Internment camps: we've been here before.

The government is now planning to house immigrant families in "temporary and austere" camps on military bases, including San Diego's Camp Pendleton.  The language is chilling.

Last year, BP and I traveled down highway 395, which winds down the Eastern side of the Sierra Nevada.  We visited an actual temporary and austere internment camp:  Manzanar, one of the camps used to imprison Japanese-Americans, citizens and non-citizens alike, during the second world war.  They were rounded up from their homes and businesses, which they never recovered.  The US Census provided information to help locate them. With only a few possessions in hand, they were shipped to these remote places throughout the west.

Parts of Manzanar have been rebuilt and restored, as a National Historic Site run by the Park Service, so visitors can see exactly what it was like.  It's a grim, sere place, with the cold majesty of the mountains overlooking a plain that is swept by fierce winds. It is hot and dusty in the summer, and frigid cold in the winter.

The facility was hastily built, and the residents lived in humiliating conditions.  Thrown-together buildings with thin, gapped walls.   Shared toilets in an open-roomed latrine with no privacy panels. Barbed wire and guard towers.

Our Japanese compatriots endured this vile and illegal imprisonment for years, as their sons joined the Army to form a highly-decorated unit that suffered enormous losses, to "prove" their loyalty.

In one of its darker moments, the US Supreme Court in found in Korematsu v US that the exclusion orders were justified. This is now recognized to have been "bad law" but is still relied upon today by certain actors.

An investigation was opened by President Jimmy Carter in 1980, leading to the Civil Liberties Act of 1988 that was signed by President Ronald Reagan.
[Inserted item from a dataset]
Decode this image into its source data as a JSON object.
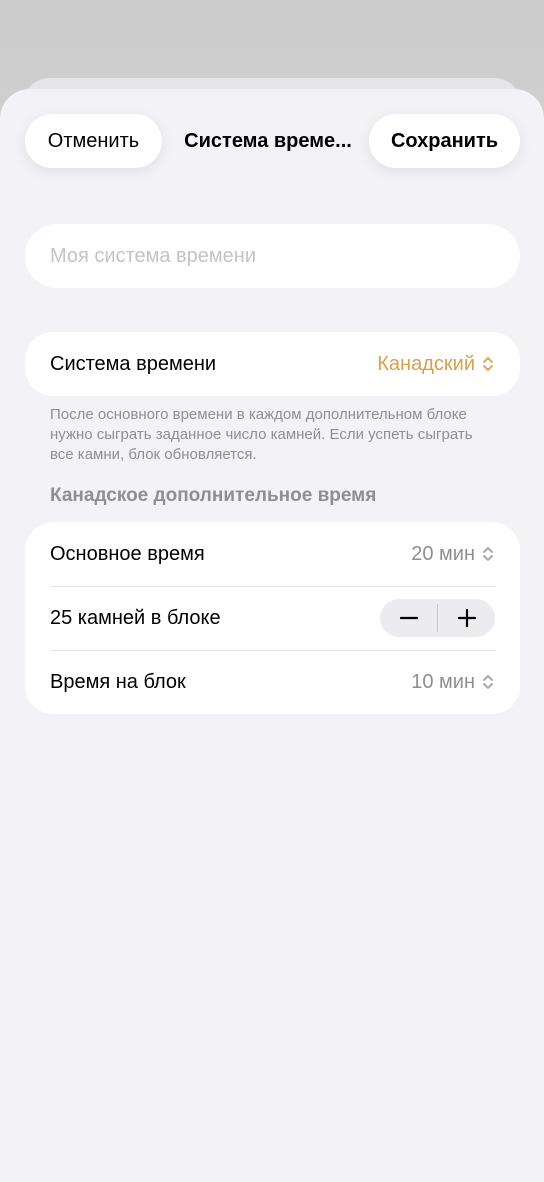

The act provided reparations for the survivors, acknowledging  that "The Congress recognizes that, as described by the Commission on Wartime Relocation and Commission, and were motivated largely by racial prejudice, wartime hysteria, and a failure of political leadership...For these fundamental violations of the basic civil liberties and constitutional rights of these individuals of Japanese ancestry, the Congress apologizes on behalf of the Nation... " There was no security justification for the internments, and indeed the government was found to have lied to the Court about evidence of espionage.

The Manzanar Monument, in the cemetery at the camp, is surround by strings of faded paper cranes.  It is formally "Soul Consoling Tower" (that is the meaning of the characters in the front).  The wind whistles past it, sounding like the grieving whispers of history.

It is hard to get there, being quite distant from major centers, but that was the point:  out of sight, out of mind. The drive is worth it, though, because it's a vital part of our history.

I hope that we have not forgotten the lesson of Manzanar, but I fear otherwise.